I'm very curious to try the same search query myself, but of course I understand that it may not be something you'd want to share.
This is a structural problem and anything that gets large enough will succumb to the same forces. If the incentives are for optimizing ad revenue then that's what all corporate machines will do at scale, regardless of their initial motives and incentive structure. It doesn't help that Google is also an ad network, hence the ouroboros aspect.
Google made links on the web the measure of how good a page was. That became the target of everyone trying to do SEO. As a result, it stopped being a good measure of how good a page was.

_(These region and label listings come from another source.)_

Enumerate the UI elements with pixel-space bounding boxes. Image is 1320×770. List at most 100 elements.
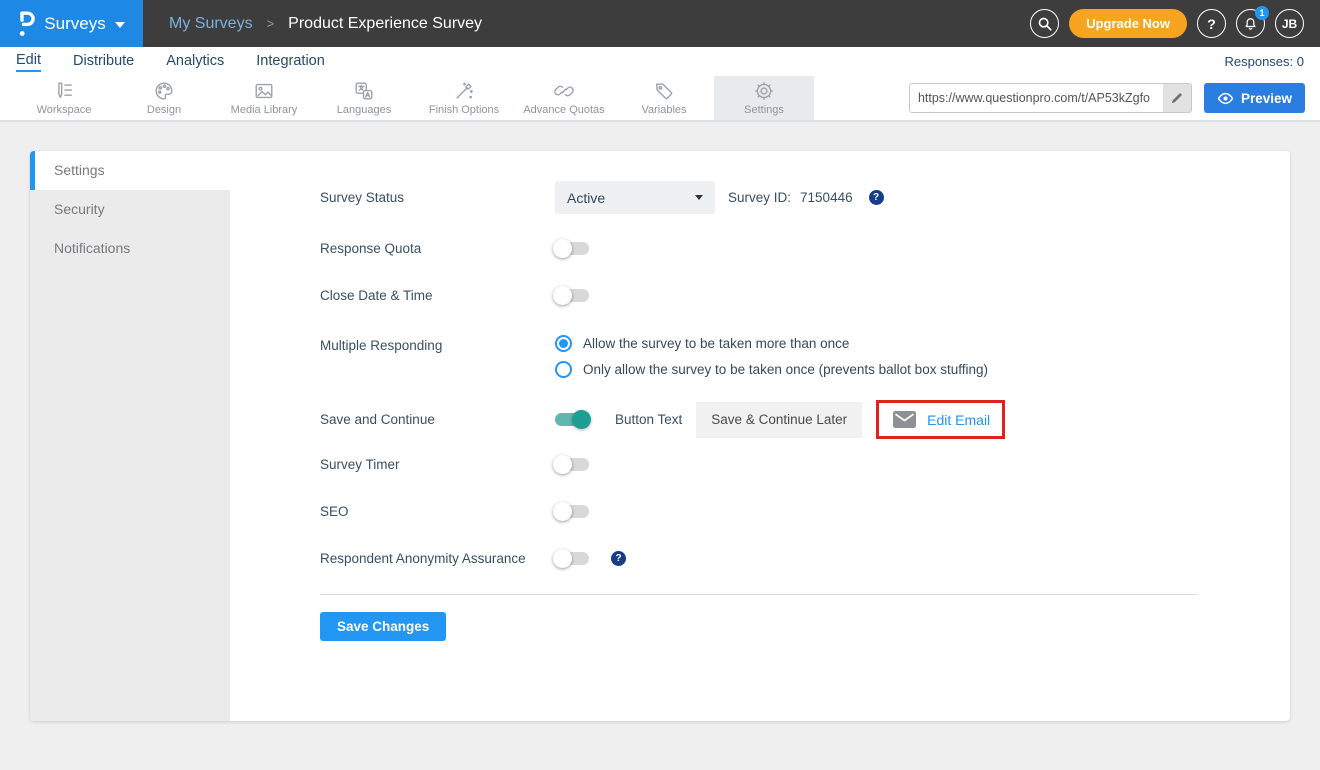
settings-sidebar: Settings Security Notifications: [30, 151, 230, 721]
multiple-responding-options: Allow the survey to be taken more than o…: [555, 335, 988, 378]
notifications-button[interactable]: 1: [1236, 9, 1265, 38]
toolbar-item-finish-options[interactable]: Finish Options: [414, 76, 514, 120]
toolbar-item-settings[interactable]: Settings: [714, 76, 814, 120]
edit-email-link[interactable]: Edit Email: [927, 412, 990, 428]
breadcrumb: My Surveys > Product Experience Survey: [169, 0, 482, 47]
media-library-icon: [253, 80, 275, 102]
survey-timer-label: Survey Timer: [320, 457, 555, 472]
radio-option-multiple[interactable]: Allow the survey to be taken more than o…: [555, 335, 988, 352]
save-and-continue-toggle[interactable]: [555, 413, 589, 426]
app-logo-menu[interactable]: Surveys: [0, 0, 143, 47]
advance-quotas-link-icon: [553, 80, 575, 102]
toolbar-item-label: Settings: [744, 104, 784, 116]
toggle-knob: [553, 502, 572, 521]
sidebar-item-security[interactable]: Security: [30, 190, 230, 229]
eye-icon: [1217, 92, 1234, 105]
radio-selected-icon[interactable]: [555, 335, 572, 352]
survey-timer-toggle[interactable]: [555, 458, 589, 471]
sidebar-item-settings[interactable]: Settings: [30, 151, 230, 190]
toolbar-item-label: Finish Options: [429, 104, 499, 116]
design-palette-icon: [153, 80, 175, 102]
respondent-anonymity-toggle[interactable]: [555, 552, 589, 565]
radio-option-label: Only allow the survey to be taken once (…: [583, 362, 988, 377]
breadcrumb-my-surveys[interactable]: My Surveys: [169, 15, 253, 33]
top-header-bar: Surveys My Surveys > Product Experience …: [0, 0, 1320, 47]
upgrade-now-button[interactable]: Upgrade Now: [1069, 9, 1187, 38]
notification-badge: 1: [1255, 6, 1269, 20]
response-quota-label: Response Quota: [320, 241, 555, 256]
avatar[interactable]: JB: [1275, 9, 1304, 38]
toolbar-item-label: Languages: [337, 104, 391, 116]
preview-button[interactable]: Preview: [1204, 83, 1305, 113]
edit-url-button[interactable]: [1163, 84, 1191, 112]
email-envelope-icon: [893, 411, 916, 428]
tab-integration[interactable]: Integration: [256, 53, 325, 71]
toggle-knob: [553, 455, 572, 474]
sidebar-item-notifications[interactable]: Notifications: [30, 229, 230, 268]
avatar-initials: JB: [1282, 17, 1297, 31]
search-icon: [1037, 16, 1052, 31]
save-and-continue-label: Save and Continue: [320, 412, 555, 427]
seo-toggle[interactable]: [555, 505, 589, 518]
toolbar-item-label: Workspace: [37, 104, 92, 116]
button-text-input[interactable]: Save & Continue Later: [696, 402, 862, 438]
radio-unselected-icon[interactable]: [555, 361, 572, 378]
settings-panel: Settings Security Notifications Survey S…: [30, 151, 1290, 721]
variables-tag-icon: [653, 80, 675, 102]
preview-label: Preview: [1241, 91, 1292, 106]
save-and-continue-row: Save and Continue Button Text Save & Con…: [320, 400, 1198, 439]
languages-icon: [353, 80, 375, 102]
save-changes-button[interactable]: Save Changes: [320, 612, 446, 641]
breadcrumb-separator: >: [267, 16, 275, 31]
tab-analytics[interactable]: Analytics: [166, 53, 224, 71]
toggle-knob: [553, 286, 572, 305]
settings-form: Survey Status Active Survey ID: 7150446 …: [230, 151, 1290, 721]
chevron-down-icon: [115, 22, 125, 28]
dropdown-caret-icon: [695, 195, 703, 200]
toolbar-item-media-library[interactable]: Media Library: [214, 76, 314, 120]
button-text-label: Button Text: [615, 412, 682, 427]
toolbar-item-label: Media Library: [231, 104, 298, 116]
survey-status-dropdown[interactable]: Active: [555, 181, 715, 214]
multiple-responding-row: Multiple Responding Allow the survey to …: [320, 335, 1198, 378]
toolbar-item-design[interactable]: Design: [114, 76, 214, 120]
close-date-toggle[interactable]: [555, 289, 589, 302]
tab-edit[interactable]: Edit: [16, 52, 41, 72]
radio-option-once[interactable]: Only allow the survey to be taken once (…: [555, 361, 988, 378]
finish-options-wand-icon: [453, 80, 475, 102]
toolbar-right-actions: https://www.questionpro.com/t/AP53kZgfo …: [909, 76, 1320, 120]
toolbar-item-advance-quotas[interactable]: Advance Quotas: [514, 76, 614, 120]
help-button[interactable]: ?: [1197, 9, 1226, 38]
survey-status-value: Active: [567, 190, 605, 206]
survey-url-text: https://www.questionpro.com/t/AP53kZgfo: [910, 91, 1163, 105]
toggle-knob: [572, 410, 591, 429]
survey-status-row: Survey Status Active Survey ID: 7150446 …: [320, 181, 1198, 214]
respondent-anonymity-help-icon[interactable]: ?: [611, 551, 626, 566]
toolbar-item-variables[interactable]: Variables: [614, 76, 714, 120]
header-actions: Upgrade Now ? 1 JB: [1030, 0, 1320, 47]
search-button[interactable]: [1030, 9, 1059, 38]
edit-pencil-icon: [1170, 92, 1183, 105]
toolbar-item-label: Design: [147, 104, 181, 116]
survey-id-label: Survey ID:: [728, 190, 791, 205]
radio-option-label: Allow the survey to be taken more than o…: [583, 336, 849, 351]
respondent-anonymity-row: Respondent Anonymity Assurance ?: [320, 551, 1198, 566]
survey-status-label: Survey Status: [320, 190, 555, 205]
help-question-label: ?: [1207, 16, 1216, 32]
settings-gear-icon: [753, 80, 775, 102]
survey-url-field[interactable]: https://www.questionpro.com/t/AP53kZgfo: [909, 83, 1192, 113]
survey-timer-row: Survey Timer: [320, 457, 1198, 472]
toggle-knob: [553, 239, 572, 258]
survey-id-value: 7150446: [800, 190, 853, 205]
edit-toolbar: Workspace Design Media Library Languages…: [0, 76, 1320, 122]
tab-distribute[interactable]: Distribute: [73, 53, 134, 71]
seo-row: SEO: [320, 504, 1198, 519]
response-quota-toggle[interactable]: [555, 242, 589, 255]
survey-id-help-icon[interactable]: ?: [869, 190, 884, 205]
toolbar-item-languages[interactable]: Languages: [314, 76, 414, 120]
toolbar-item-workspace[interactable]: Workspace: [14, 76, 114, 120]
toolbar-item-label: Advance Quotas: [523, 104, 604, 116]
questionpro-logo-icon: [18, 11, 35, 37]
seo-label: SEO: [320, 504, 555, 519]
breadcrumb-survey-title: Product Experience Survey: [288, 15, 482, 33]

But in the long run, nothing will work in that environment, because every measure will be gamed as soon as people figure out that Google is using it. Google's only choice is to try to stay ahead of the SEO crowd, and I'm not sure they can do that (well) for too much longer. In fact, if the article is to be believed, they're already starting to fail.
This is also the case for social media platforms. They're incentivized to surface content that generates engagement and ad revenue. Basically ads are at the root of all problems when it comes to the internet and the content on it.

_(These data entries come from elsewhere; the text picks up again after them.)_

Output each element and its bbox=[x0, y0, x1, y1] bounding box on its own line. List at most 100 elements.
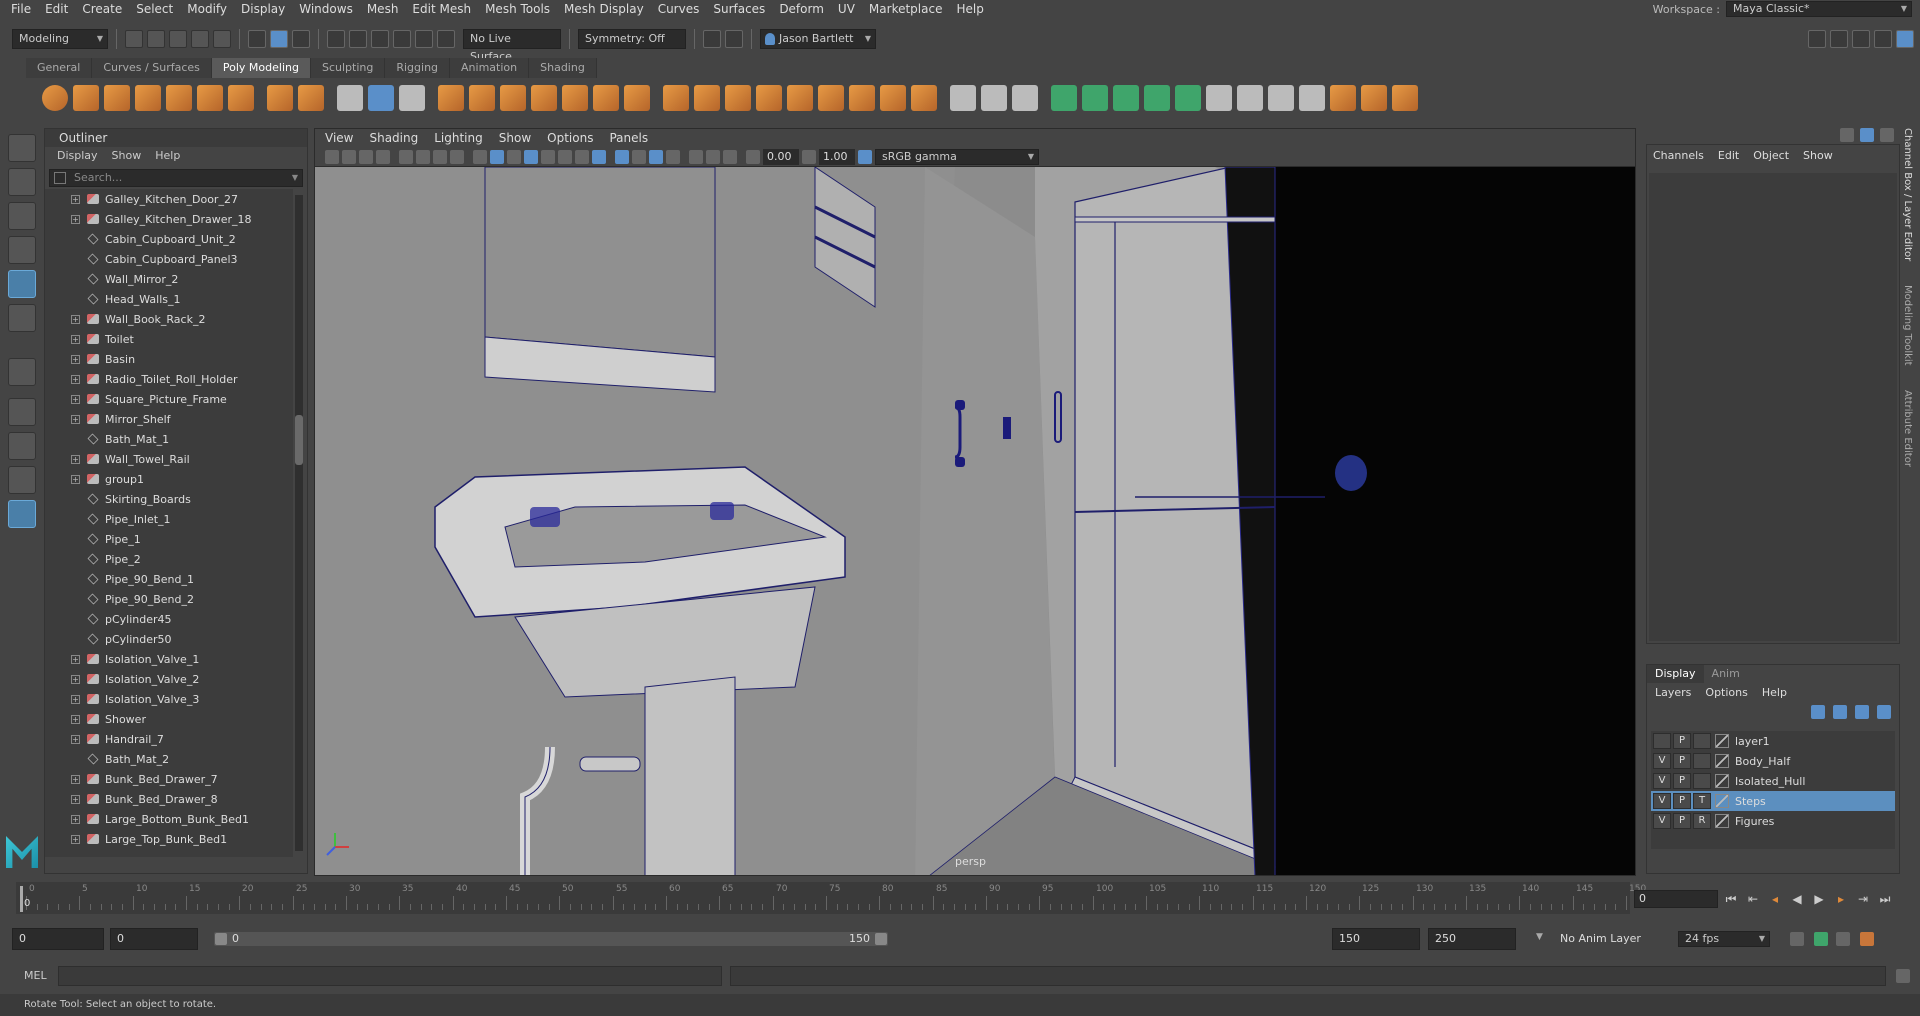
automatic-mapping-icon[interactable] bbox=[1082, 85, 1108, 111]
channel-box-body[interactable] bbox=[1649, 173, 1897, 641]
bevel-icon[interactable] bbox=[725, 85, 751, 111]
play-forwards-icon[interactable]: ▶ bbox=[1812, 892, 1826, 906]
gamma-icon[interactable] bbox=[802, 149, 816, 164]
channel-box-icon[interactable] bbox=[1896, 30, 1914, 48]
menu-set-dropdown[interactable]: Modeling ▼ bbox=[12, 29, 108, 49]
viewport-menu-lighting[interactable]: Lighting bbox=[434, 129, 483, 147]
poly-sphere-icon[interactable] bbox=[42, 85, 68, 111]
render-frame-icon[interactable] bbox=[703, 30, 721, 48]
current-frame-field[interactable]: 0 bbox=[1634, 890, 1718, 908]
tab-sculpting[interactable]: Sculpting bbox=[310, 58, 386, 78]
outliner-item[interactable]: + Isolation_Valve_3 bbox=[45, 689, 293, 709]
outliner-item[interactable]: Bath_Mat_1 bbox=[45, 429, 293, 449]
poly-disc-icon[interactable] bbox=[228, 85, 254, 111]
viewport-menu-show[interactable]: Show bbox=[499, 129, 531, 147]
playback-start-field[interactable]: 0 bbox=[110, 928, 198, 950]
display-type-toggle[interactable] bbox=[1693, 753, 1711, 769]
isolate-select-icon[interactable] bbox=[615, 149, 629, 164]
tab-modeling-toolkit[interactable]: Modeling Toolkit bbox=[1902, 285, 1913, 366]
expand-toggle-icon[interactable]: + bbox=[71, 194, 80, 204]
anim-layer-menu-icon[interactable]: ▼ bbox=[1536, 932, 1543, 942]
open-scene-icon[interactable] bbox=[147, 30, 165, 48]
range-slider[interactable]: 0 150 bbox=[214, 932, 888, 946]
menu-mesh-display[interactable]: Mesh Display bbox=[557, 0, 651, 18]
menu-modify[interactable]: Modify bbox=[180, 0, 234, 18]
outliner-item[interactable]: + Shower bbox=[45, 709, 293, 729]
snap-curve-icon[interactable] bbox=[349, 30, 367, 48]
outliner-item[interactable]: pCylinder45 bbox=[45, 609, 293, 629]
poly-type-icon[interactable] bbox=[368, 85, 394, 111]
poke-icon[interactable] bbox=[787, 85, 813, 111]
lasso-tool-icon[interactable] bbox=[8, 168, 36, 196]
sweep-mesh-icon[interactable] bbox=[337, 85, 363, 111]
svg-icon[interactable] bbox=[399, 85, 425, 111]
unfold-icon[interactable] bbox=[1299, 85, 1325, 111]
xray-joints-icon[interactable] bbox=[649, 149, 663, 164]
layer-menu-layers[interactable]: Layers bbox=[1655, 686, 1691, 699]
bevel-alt-icon[interactable] bbox=[756, 85, 782, 111]
outliner-item[interactable]: + Galley_Kitchen_Door_27 bbox=[45, 189, 293, 209]
time-slider[interactable]: 0 5 10 15 20 25 30 35 40 45 50 55 60 65 70 75 80 85 90 95 10… bbox=[16, 882, 1646, 914]
textured-icon[interactable] bbox=[541, 149, 555, 164]
expand-toggle-icon[interactable]: + bbox=[71, 794, 80, 804]
outliner-menu-show[interactable]: Show bbox=[112, 147, 142, 165]
visibility-toggle[interactable]: V bbox=[1653, 773, 1671, 789]
menu-help[interactable]: Help bbox=[949, 0, 990, 18]
ipr-render-icon[interactable] bbox=[725, 30, 743, 48]
viewport-menu-view[interactable]: View bbox=[325, 129, 353, 147]
expand-toggle-icon[interactable]: + bbox=[71, 654, 80, 664]
tab-shading[interactable]: Shading bbox=[529, 58, 597, 78]
outliner-scrollbar[interactable] bbox=[295, 195, 303, 851]
attribute-editor-icon[interactable] bbox=[1852, 30, 1870, 48]
display-type-toggle[interactable]: R bbox=[1693, 813, 1711, 829]
scene-end-field[interactable]: 250 bbox=[1428, 928, 1516, 950]
outliner-persp-layout-icon[interactable] bbox=[8, 500, 36, 528]
image-plane-icon[interactable] bbox=[376, 149, 390, 164]
layer-color-swatch[interactable] bbox=[1715, 734, 1729, 748]
outliner-item[interactable]: Cabin_Cupboard_Panel3 bbox=[45, 249, 293, 269]
expand-toggle-icon[interactable]: + bbox=[71, 694, 80, 704]
expand-toggle-icon[interactable]: + bbox=[71, 374, 80, 384]
field-chart-icon[interactable] bbox=[706, 149, 720, 164]
user-account-dropdown[interactable]: Jason Bartlett ▼ bbox=[760, 29, 876, 49]
outliner-menu-display[interactable]: Display bbox=[57, 147, 98, 165]
tab-anim-layers[interactable]: Anim bbox=[1704, 665, 1748, 683]
poly-cone-icon[interactable] bbox=[135, 85, 161, 111]
expand-toggle-icon[interactable]: + bbox=[71, 414, 80, 424]
snap-view-plane-icon[interactable] bbox=[393, 30, 411, 48]
select-by-object-icon[interactable] bbox=[292, 30, 310, 48]
poly-cylinder-icon[interactable] bbox=[104, 85, 130, 111]
tab-general[interactable]: General bbox=[26, 58, 93, 78]
expand-toggle-icon[interactable]: + bbox=[71, 474, 80, 484]
new-scene-icon[interactable] bbox=[125, 30, 143, 48]
outliner-item[interactable]: + Bunk_Bed_Drawer_8 bbox=[45, 789, 293, 809]
time-slider-playhead[interactable]: 0 bbox=[20, 886, 30, 912]
platonic-solid-icon[interactable] bbox=[267, 85, 293, 111]
channel-box-menu-show[interactable]: Show bbox=[1803, 149, 1833, 162]
scene-start-field[interactable]: 0 bbox=[12, 928, 104, 950]
outliner-item[interactable]: Pipe_90_Bend_2 bbox=[45, 589, 293, 609]
xray-components-icon[interactable] bbox=[666, 149, 680, 164]
new-layer-from-selection-icon[interactable] bbox=[1877, 705, 1891, 719]
outliner-item[interactable]: Skirting_Boards bbox=[45, 489, 293, 509]
use-all-lights-icon[interactable] bbox=[558, 149, 572, 164]
expand-toggle-icon[interactable]: + bbox=[71, 354, 80, 364]
layer-row[interactable]: V P Isolated_Hull bbox=[1651, 771, 1895, 791]
play-backwards-icon[interactable]: ◀ bbox=[1790, 892, 1804, 906]
tab-rigging[interactable]: Rigging bbox=[385, 58, 451, 78]
outliner-item[interactable]: + Toilet bbox=[45, 329, 293, 349]
make-hole-icon[interactable] bbox=[911, 85, 937, 111]
select-by-hierarchy-icon[interactable] bbox=[248, 30, 266, 48]
expand-toggle-icon[interactable]: + bbox=[71, 334, 80, 344]
smooth-shade-icon[interactable] bbox=[490, 149, 504, 164]
display-type-toggle[interactable] bbox=[1693, 773, 1711, 789]
loop-icon[interactable] bbox=[1790, 932, 1804, 946]
menu-create[interactable]: Create bbox=[75, 0, 129, 18]
camera-attributes-icon[interactable] bbox=[342, 149, 356, 164]
smooth-icon[interactable] bbox=[531, 85, 557, 111]
ambient-occlusion-icon[interactable] bbox=[592, 149, 606, 164]
command-language-toggle[interactable]: MEL bbox=[24, 969, 47, 982]
outliner-item[interactable]: Pipe_1 bbox=[45, 529, 293, 549]
viewport-menu-shading[interactable]: Shading bbox=[369, 129, 418, 147]
character-controls-icon[interactable] bbox=[1830, 30, 1848, 48]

The problem begins and ends with the conflict of interest that Google both sells ads and selects search results. If they didn't have a vested interest in people visiting sites with their ads on them, they could decimate the number of spam results.
The only thing that influences Google search results is Google's desire to keep as many people using Search as often as possible, since nearly all of Google's money comes from showing those text ads at the top of the Search results. This is all public information, you can read it in the 10K etc.

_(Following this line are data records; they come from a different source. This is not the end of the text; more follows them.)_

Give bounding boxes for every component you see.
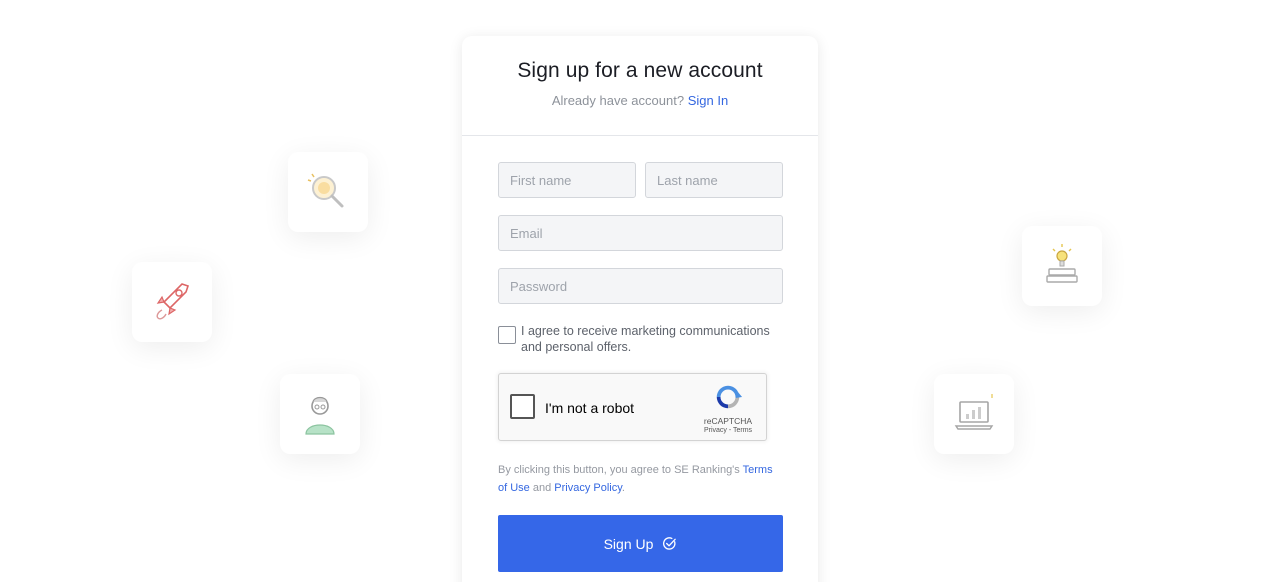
recaptcha-terms-link[interactable]: Terms bbox=[733, 427, 752, 434]
recaptcha-logo-icon bbox=[716, 385, 743, 409]
page-title: Sign up for a new account bbox=[517, 59, 763, 82]
lightbulb-books-tile bbox=[1022, 226, 1102, 306]
privacy-policy-link[interactable]: Privacy Policy bbox=[554, 482, 622, 494]
signup-form: I agree to receive marketing communicati… bbox=[462, 136, 818, 572]
first-name-input[interactable] bbox=[498, 162, 636, 198]
recaptcha-privacy-link[interactable]: Privacy bbox=[704, 427, 727, 434]
legal-notice: By clicking this button, you agree to SE… bbox=[498, 461, 783, 497]
legal-suffix: . bbox=[621, 482, 625, 494]
sign-up-button[interactable]: Sign Up bbox=[498, 515, 783, 572]
already-have-account-text: Already have account? bbox=[551, 93, 685, 108]
password-input[interactable] bbox=[498, 268, 783, 304]
signup-card: Sign up for a new account Already have a… bbox=[462, 36, 818, 582]
recaptcha-brand-text: reCAPTCHA bbox=[703, 416, 753, 426]
person-icon bbox=[305, 396, 335, 435]
marketing-consent-label: I agree to receive marketing communicati… bbox=[521, 323, 770, 355]
person-tile bbox=[280, 374, 360, 454]
recaptcha-widget: I'm not a robot reCAPTCHA Privacy - Term… bbox=[498, 373, 767, 441]
name-row bbox=[498, 162, 783, 198]
sign-up-label: Sign Up bbox=[603, 535, 654, 552]
last-name-input[interactable] bbox=[645, 162, 783, 198]
legal-prefix: By clicking this button, you agree to SE… bbox=[498, 464, 743, 476]
consent-line-2: and personal offers. bbox=[521, 340, 632, 354]
rocket-tile bbox=[132, 262, 212, 342]
recaptcha-branding: reCAPTCHA Privacy - Terms bbox=[699, 382, 757, 434]
card-header: Sign up for a new account Already have a… bbox=[462, 36, 818, 136]
signin-prompt: Already have account? Sign In bbox=[462, 93, 818, 108]
recaptcha-links: Privacy - Terms bbox=[699, 427, 757, 434]
consent-line-1: I agree to receive marketing communicati… bbox=[521, 324, 770, 338]
recaptcha-label: I'm not a robot bbox=[545, 400, 635, 416]
lightbulb-books-icon bbox=[1046, 244, 1078, 283]
marketing-consent-checkbox[interactable] bbox=[498, 326, 516, 344]
email-input[interactable] bbox=[498, 215, 783, 251]
laptop-chart-tile bbox=[934, 374, 1014, 454]
marketing-consent: I agree to receive marketing communicati… bbox=[498, 323, 783, 355]
seo-magnifier-tile bbox=[288, 152, 368, 232]
seo-magnifier-icon bbox=[307, 173, 344, 208]
recaptcha-checkbox[interactable] bbox=[510, 394, 535, 419]
check-circle-icon bbox=[663, 537, 677, 550]
legal-and: and bbox=[529, 482, 555, 494]
signin-link[interactable]: Sign In bbox=[688, 93, 728, 108]
rocket-icon bbox=[156, 283, 190, 320]
laptop-chart-icon bbox=[954, 394, 994, 430]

So if Search sucks, it's not because Google has the wrong incentives but because they can't solve the problems Search faces.
It also seems to me that internet has somehow became a middle man and is not providing human deep enough interactions, especially outside chat-like website (basically any exchange, business)..
I could envision a whatsapp like system with quality control for producers and transparent transaction/tracking/accounting management offered by the network so people spend less time on side-loads and just focus into helping each others and doing what they need to.
I'm really interested in the idea of decentralized search where everyone has the power to choose for themselves who to trust.
> How would the sites keep the lights on without ads?
Making them turn off the lights is the goal. Good riddance I say, once we get there.
It's a new internet protocol (NOT www) designed to be minimalist and interesting to hobbyists.
> How would the sites keep the lights on without ads?
The same way they did in the web 1.0 days - somebody would maintain the server themselves, or pay to have it maintained.
Discussion: https://news.ycombinator.com/item?id=30072085
If there were a better solution we’d all already be using it. Certainly you can rely on savvy people to produce free stuff, but the total amount of content will be drastically lower and therefore fewer consumers.
The best thing is to just use bookmarks and your favorite sites’ own search.
There’s just too much trash on the net
Dead Comment
It's probable that a huge amount of useful information will soon become much more difficult to access, and/or diluted by stealth advertising, as Reddit looks to aggressively monetise its position. I'm interested to see if a credible alternative emerges and if there is any effort to move some of the existing useful data off the platform.
Now I don't trust a single damn thing I see on that site.
Yes, Reddit isn't perfect, but I've been hard pressed to find better options.